Page MenuHomePhabricator

Create a guideline for where to store data for official tables in HDFS
Open, Needs TriagePublic

Description

It has recently been agreed [WMF internal link] that the wmf_* Data Lake databases will hold not only Data Platform Engineering–owned tables, but also "production-grade" tables owned by other teams.

However, this raises the question of where the data for those tables should be stored in HDFS. So far, some data has been placed in /wmf/data within directories corresponding to the database (e.g. /wmf/data/wmf_readership) while others have been placed within /wmf/data within directories corresponding to the owning team (e.g. /wmf/data/research). There is no explicit guideline.

Beyond the question of organization, permissions are an obstacle. Currently, most of these directories can only be written by the analytics system user, so if it is agreed that non-DPE owned data belongs here, we need to decide how the non-DPE users will get their tables created.

In my opinion, the simple and sensible answer is just to say:

  1. data for "production-grade" tables belongs in the directory /wmf/data/{{database}}
  2. if you need a table created but don't have permissions, just ask someone from DPE to do it (this will not happen frequently, so the burden should be minimal).

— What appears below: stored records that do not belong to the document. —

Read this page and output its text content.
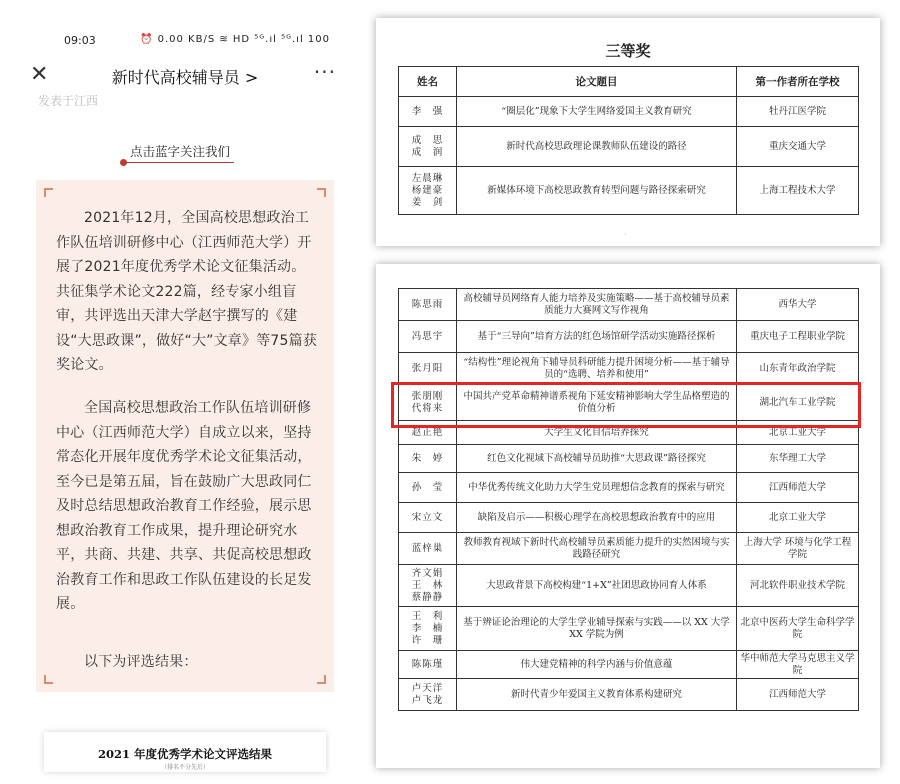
09:03	⏰ 0.00 KB/S ≋ HD ⁵ᴳ.ıl ⁵ᴳ.ıl 100
✕	新时代高校辅导员 >	···
发表于江西
点击蓝字关注我们

2021年12月，全国高校思想政治工作队伍培训研修中心（江西师范大学）开展了2021年度优秀学术论文征集活动。共征集学术论文222篇，经专家小组盲审，共评选出天津大学赵宇撰写的《建设“大思政课”，做好“大”文章》等75篇获奖论文。

全国高校思想政治工作队伍培训研修中心（江西师范大学）自成立以来，坚持常态化开展年度优秀学术论文征集活动，至今已是第五届，旨在鼓励广大思政同仁及时总结思想政治教育工作经验，展示思想政治教育工作成果，提升理论研究水平，共商、共建、共享、共促高校思想政治教育工作和思政工作队伍建设的长足发展。

以下为评选结果：

2021 年度优秀学术论文评选结果
（排名不分先后）
三等奖
姓名	论文题目	第一作者所在学校
李　强	“圈层化”现象下大学生网络爱国主义教育研究	牡丹江医学院
成　思
成　润	新时代高校思政理论课教师队伍建设的路径	重庆交通大学
左晨琳
杨建豪
姜　剑	新媒体环境下高校思政教育转型问题与路径探索研究	上海工程技术大学
·
陈思雨	高校辅导员网络育人能力培养及实施策略——基于高校辅导员素质能力大赛网文写作视角	西华大学
冯思宇	基于“三导向”培育方法的红色场馆研学活动实施路径探析	重庆电子工程职业学院
张月阳	“结构性”理论视角下辅导员科研能力提升困境分析——基于辅导员的“选聘、培养和使用”	山东青年政治学院
张朋刚
代将来	中国共产党革命精神谱系视角下延安精神影响大学生品格塑造的价值分析	湖北汽车工业学院
赵正艳	大学生文化自信培养探究	北京工业大学
朱　婷	红色文化视域下高校辅导员助推“大思政课”路径探究	东华理工大学
孙　莹	中华优秀传统文化助力大学生党员理想信念教育的探索与研究	江西师范大学
宋立文	缺陷及启示——积极心理学在高校思想政治教育中的应用	北京工业大学
蓝梓巢	教师教育视域下新时代高校辅导员素质能力提升的实然困境与实践路径研究	上海大学 环境与化学工程学院
齐文娟
王　林
蔡静静	大思政背景下高校构建“1+X”社团思政协同育人体系	河北软件职业技术学院
王　利
李　楠
许　珊	基于辨证论治理论的大学生学业辅导探索与实践——以 XX 大学 XX 学院为例	北京中医药大学生命科学学院
陈陈瑾	伟大建党精神的科学内涵与价值意蕴	华中师范大学马克思主义学院
卢天洋
卢飞龙	新时代青少年爱国主义教育体系构建研究	江西师范大学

An alternative (pointed out by @fkaelin) is to place data in directories corresponding to the owning team (while maintaining the team-agnostic organization of tables). This would make it very easy to set appropriate permissions. This system would go out of date eventually as team structures and ownership changed, but it would be possible (if somewhat complex) to move the underlying data accordingly with minimal impact on users.